February 13, 2012
Ninth Circuit: Pol Immune from Suit for Firing Subordinate for Campaign Speech
A three-judge panel of the Ninth Circuit ruled on Monday in Hunt v. County of Orange that a local sheriff enjoyed qualified immunity against a civil rights suit by his lieutenant after the sheriff fired the lieutenant for campaigning against him.
The case arose after the sheriff's lieutenant campaigned against the sheriff and his "culture of corruption." The sheriff placed the lieutenant on administrative leave and then demoted him, prompting the lieutenant to sue the sheriff under 42 U.S.C. Sec. 1983 for retaliation for exercising his First Amendment rights.
The district court dismissed the case, holding that the lieutenant fell into the "policymaker" exception to the general First Amendment rule against politically-motivated dismissals. Alternatively, the court ruled that the sheriff was entitled to qualified immunity.
The Ninth Circuit ruled that the lieutenant was not a policymaker and therefore not within the policymaker exception under Elrod v. Burns. But the panel ruled that the sheriff shouldn't have reasonably known this--and thus was entitled to qualified immunity:
[The lieutenant's] First Amendment right to be free from demotion for campaigning against [the sheriff] was clearly established as of June 2006. . . . However, the critical question here is whether a reasonable official in [the sheriff's] position should have known that [the lieutenant] was not a policymaker whose political loyalty was important to the effective performance of his job. . . .

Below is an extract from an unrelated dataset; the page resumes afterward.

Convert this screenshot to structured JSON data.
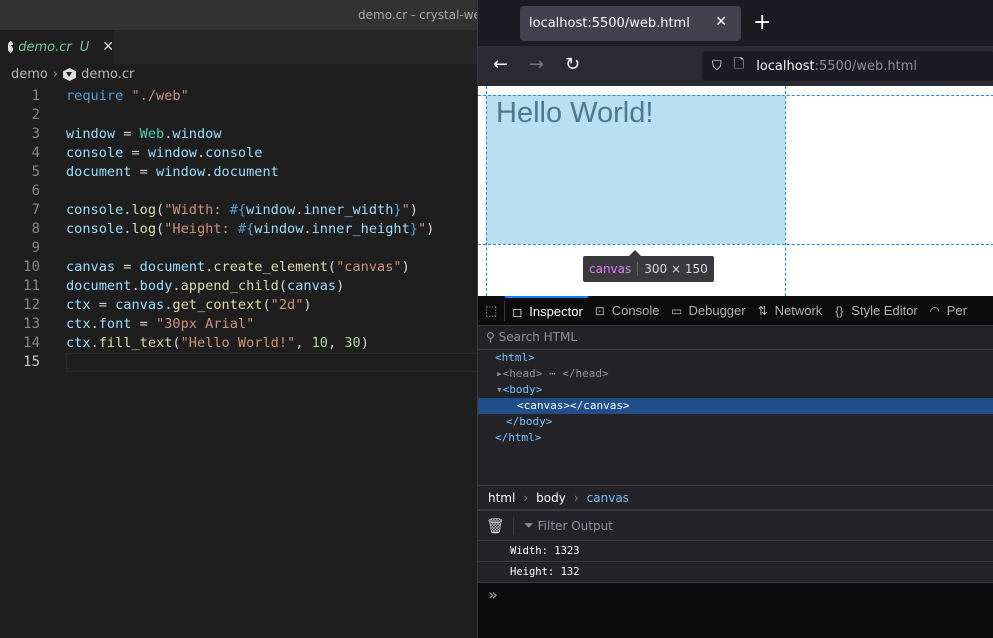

We conclude, like the district court, that [the sheriff] could have reasonably but mistakenly believed that [the lieutenant's] demotion was not unconstitutional, given the unique nature of his job as Chief of Police Services for the City of San Clemente. . . . We have carefully analyzed the development of the policymaker exception, its underlying purpose, the high burden on the government to prove that political fidelity was a necessary requirement of [the lieutenant's] job, and balanced the nine-factor [policymaker] analysis that requires a fact-dependent inquiry. Even if [the sheriff] engaged in the appropriate analysis and wrongly concluded that [the lieutenant] was a policymaker such that demoting him was constitutional, we cannot say that he acted objectively unreasonably in concluding he could demote [the lieutenant] without violating his constitutional rights.
Judge Leavy would have ruled that the lieutenant was a policymaker, fell into the exception, and thus failed to state a First Amendment claim.